A home network, also known as a Personal Area Network (PAN), is intended to integrate and standardize the use and interaction of home end-devices and appliances. PAN facilitates and supports the interconnection of multiple computing data devices and peripherals (printers, scanners, digital cameras, video cameras), voice and video communications, music distribution (MP3 and CD players), and use of surveillance devices to command and control appliances (meter reading, temperature and light regulation). Wireless Personal Area Network (WPAN) is the new generation of PANs that uses wireless communication to connect the PAN components. A typical WPAN infrastructure consists of a concentration point in the form of a Residential Gateway (RG) with a connectivity component to a broadband network in the form of a Network Gateway (NG). This is shown in Figure 7.2.

Both wired and wireless communications capabilities can be used for connectivity between the RG and the NG. Connection types include unshielded twisted pairs, coaxial cable, fiber optic, or power lines.

What is Unlicensed Mobile Access or GAN?

Unlicensed Mobile Access (UMA) is an architecture and a set of specifications that provides convergence of cell-based mobile radio GSM/CDMA networks with IP-based fixed wireless access networks.

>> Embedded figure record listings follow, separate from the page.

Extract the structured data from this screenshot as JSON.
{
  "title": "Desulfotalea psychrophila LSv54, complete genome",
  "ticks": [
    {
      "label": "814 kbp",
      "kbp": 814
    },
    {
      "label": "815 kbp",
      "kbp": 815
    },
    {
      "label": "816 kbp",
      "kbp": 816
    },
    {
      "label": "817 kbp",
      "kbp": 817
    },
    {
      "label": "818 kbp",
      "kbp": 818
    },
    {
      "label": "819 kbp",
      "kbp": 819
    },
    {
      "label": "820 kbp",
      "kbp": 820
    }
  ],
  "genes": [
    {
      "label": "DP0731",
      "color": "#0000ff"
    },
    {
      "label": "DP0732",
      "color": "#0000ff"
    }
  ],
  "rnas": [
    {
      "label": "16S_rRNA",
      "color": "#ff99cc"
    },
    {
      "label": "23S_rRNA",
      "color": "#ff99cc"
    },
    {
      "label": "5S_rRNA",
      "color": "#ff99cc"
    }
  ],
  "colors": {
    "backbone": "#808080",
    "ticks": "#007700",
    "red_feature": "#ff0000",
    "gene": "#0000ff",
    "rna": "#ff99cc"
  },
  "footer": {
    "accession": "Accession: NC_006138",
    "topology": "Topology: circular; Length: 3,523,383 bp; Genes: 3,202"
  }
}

Examples of fixed wireless networks include IEEE 802.11 a/b/g WLANs, IEEE 802.16 WMANs (WiMAX), IEEE 802.20 Ultra Wideband, IEEE 802.15.1 Bluetooth WPANs, and Near-Field Sensor Networks. UMA subscribers are provided with total location, mobility, and service transparency.

UMA development was initiated in January 2004 by a group of mobile service infrastructure providers and mobile handset manufacturers: Alcatel, AT&T Wireless, British Telecom, Cingular, Ericsson AB, Kineto Wireless, Motorola, Nokia, Nortel Networks, O2, Roger Wireless, Siemens AG, Sony Ericsson, and T-Mobile. By mid 2005, key components of the UMA specifications, dealing with user, architecture, protocols, and conformance testing aspects were developed. These specifications were submitted to the 3G Partnership Project (3GPP), as part of a work item called “Generic Access to A/Gb Interfaces”. Since then, these specifications, also known as TS 43.318, have been approved and incorporated in 3GPP Release 6 documentation. Consequently, the UMA initiators have decided to disband the independent working group and to continue their effort under the umbrella of the 3GPP organization. Since its adoption by the 3GPP, the UMA name has been changed to Generic Access Network (GAN). However, the old name is still used in technical and marketing circles, so for this reason, we will continue to use it in this book.

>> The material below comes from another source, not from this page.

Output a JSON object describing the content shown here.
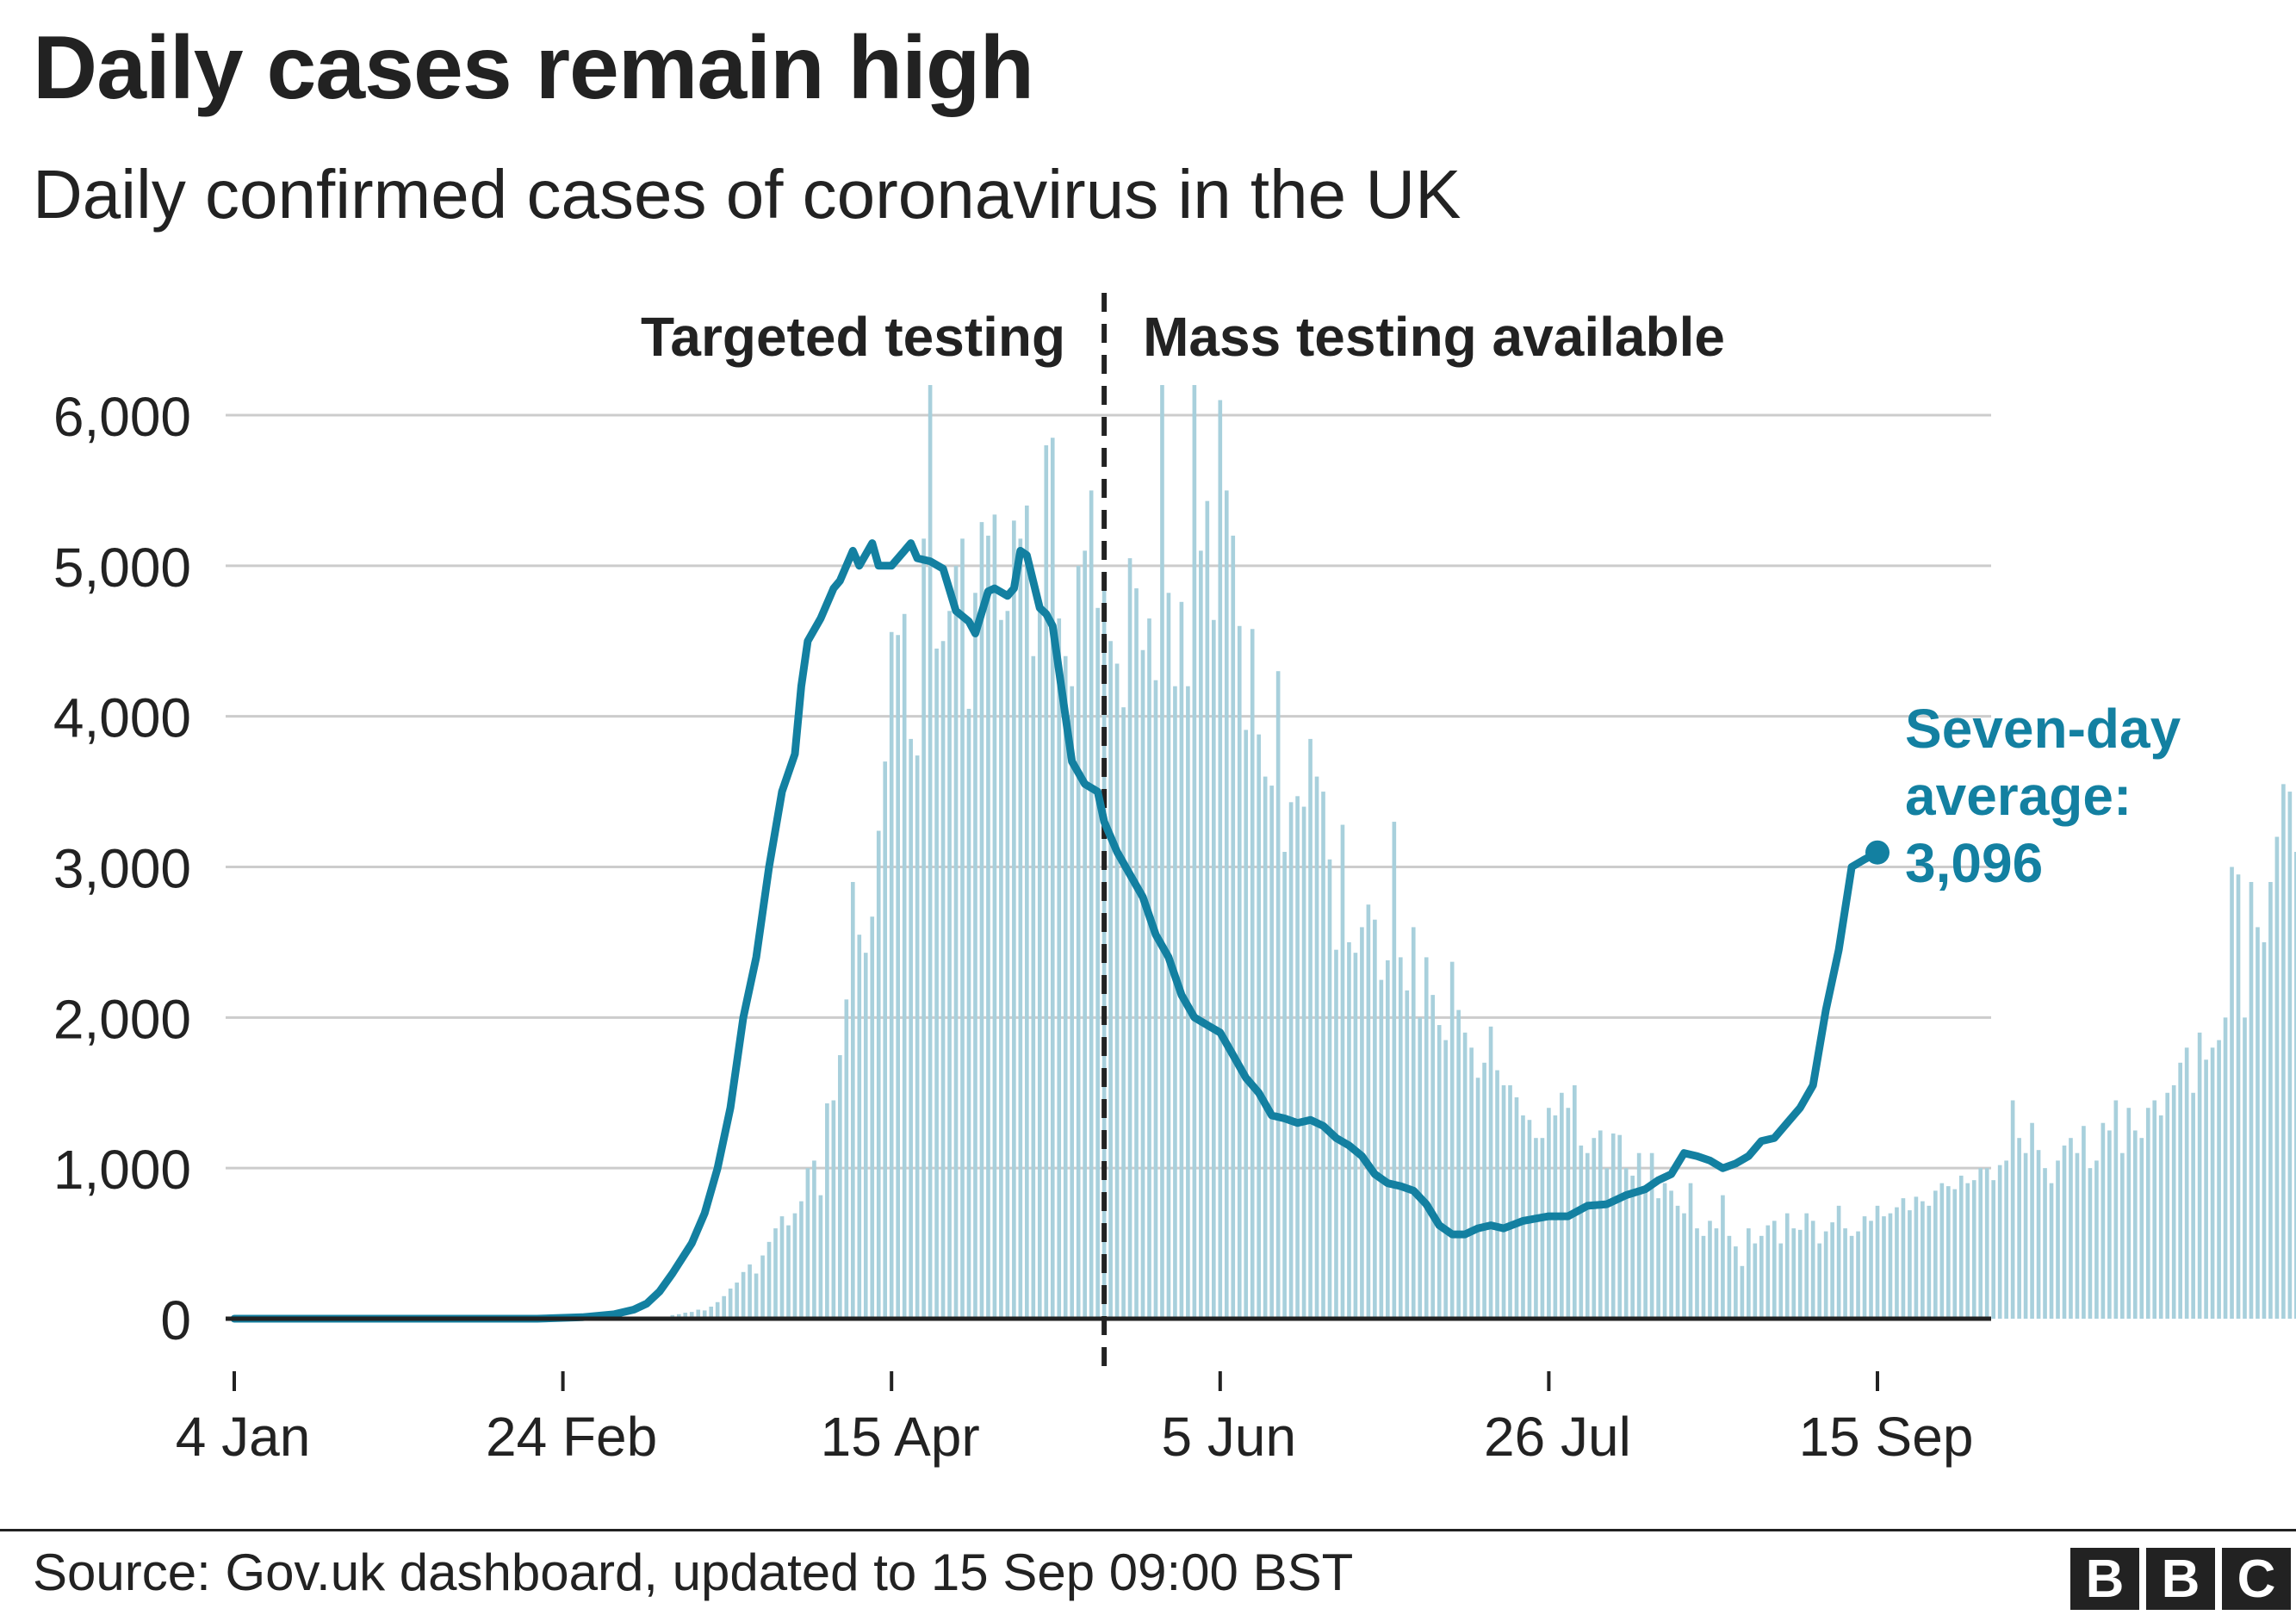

Near-Field Sensor Technologies

Near-Field Sensors (NFS)-based Networking (NFSN) is a generic term for wireless transmission technologies and networks confined to a short proximity between transmitters and receivers, generally a few centimeters, exceptionally 1–3 meters. Conceptually, NFC/NFSN covers digital data communications and multimedia information exchange and can be implemented using a variety of wireless technologies such as Radio Frequency Identification (RFID), Near-Field Communications (NFC), and Ultra Wide Band (UWB).

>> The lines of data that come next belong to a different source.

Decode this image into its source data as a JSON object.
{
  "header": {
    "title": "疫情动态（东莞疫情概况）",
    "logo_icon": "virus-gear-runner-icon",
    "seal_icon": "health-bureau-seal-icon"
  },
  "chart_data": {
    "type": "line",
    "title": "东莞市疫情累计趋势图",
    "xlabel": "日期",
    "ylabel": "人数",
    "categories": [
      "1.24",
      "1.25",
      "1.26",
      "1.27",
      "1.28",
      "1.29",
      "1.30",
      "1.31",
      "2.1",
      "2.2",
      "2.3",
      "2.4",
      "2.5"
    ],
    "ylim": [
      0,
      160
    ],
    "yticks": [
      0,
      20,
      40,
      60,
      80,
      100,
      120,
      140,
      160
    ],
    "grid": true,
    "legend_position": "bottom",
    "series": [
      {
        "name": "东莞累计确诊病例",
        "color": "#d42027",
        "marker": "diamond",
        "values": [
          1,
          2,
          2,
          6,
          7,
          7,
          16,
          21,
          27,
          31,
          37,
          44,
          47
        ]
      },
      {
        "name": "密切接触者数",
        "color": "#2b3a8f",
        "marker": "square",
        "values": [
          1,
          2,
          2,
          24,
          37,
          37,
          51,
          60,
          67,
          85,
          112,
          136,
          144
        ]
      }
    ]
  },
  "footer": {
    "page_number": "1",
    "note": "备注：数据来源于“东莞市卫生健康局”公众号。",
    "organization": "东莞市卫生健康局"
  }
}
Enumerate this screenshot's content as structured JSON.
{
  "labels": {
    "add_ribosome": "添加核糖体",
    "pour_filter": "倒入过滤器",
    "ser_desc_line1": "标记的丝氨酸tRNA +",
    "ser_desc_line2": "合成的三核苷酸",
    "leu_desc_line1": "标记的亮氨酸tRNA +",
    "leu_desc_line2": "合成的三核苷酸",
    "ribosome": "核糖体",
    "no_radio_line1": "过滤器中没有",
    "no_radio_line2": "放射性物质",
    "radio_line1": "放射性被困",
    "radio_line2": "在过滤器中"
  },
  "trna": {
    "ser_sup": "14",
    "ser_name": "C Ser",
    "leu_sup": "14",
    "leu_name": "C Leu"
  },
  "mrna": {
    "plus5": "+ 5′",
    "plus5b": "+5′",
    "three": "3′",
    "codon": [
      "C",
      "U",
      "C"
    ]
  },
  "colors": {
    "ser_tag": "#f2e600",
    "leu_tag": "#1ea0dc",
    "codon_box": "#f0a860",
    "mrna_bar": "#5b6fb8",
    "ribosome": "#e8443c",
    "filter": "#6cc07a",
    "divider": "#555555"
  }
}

NFSN solutions, regardless of the technology that is adopted, must satisfy service requirements such as broadband transmission capability, reliability, scalability, simplicity, security, quality of services, manageability, and cost effectiveness. Special applications extend NFSN into movements of physical goods and persons, and even commercial and industrial operations. The array of applications ranges from individual customers/subscribers automatic identification to tracking commercial and industrial operations and chain of supplies of medium and large size businesses, all aimed at enhancing overall productivity. This presents challenges to designers of sensors and receivers, NFSN developers and integrators.

Although NFSN and its representative technologies, RFID, NFC, and UWB, are far from being wide-spread mass applications, the signs of their presence are visible in applications involving major retail organizations in their tracking of major items using RFID technologies, in physical persons that accept RFID tag implants to follow-up on health status information, and in spectrum allocation for UWB technologies across major markets.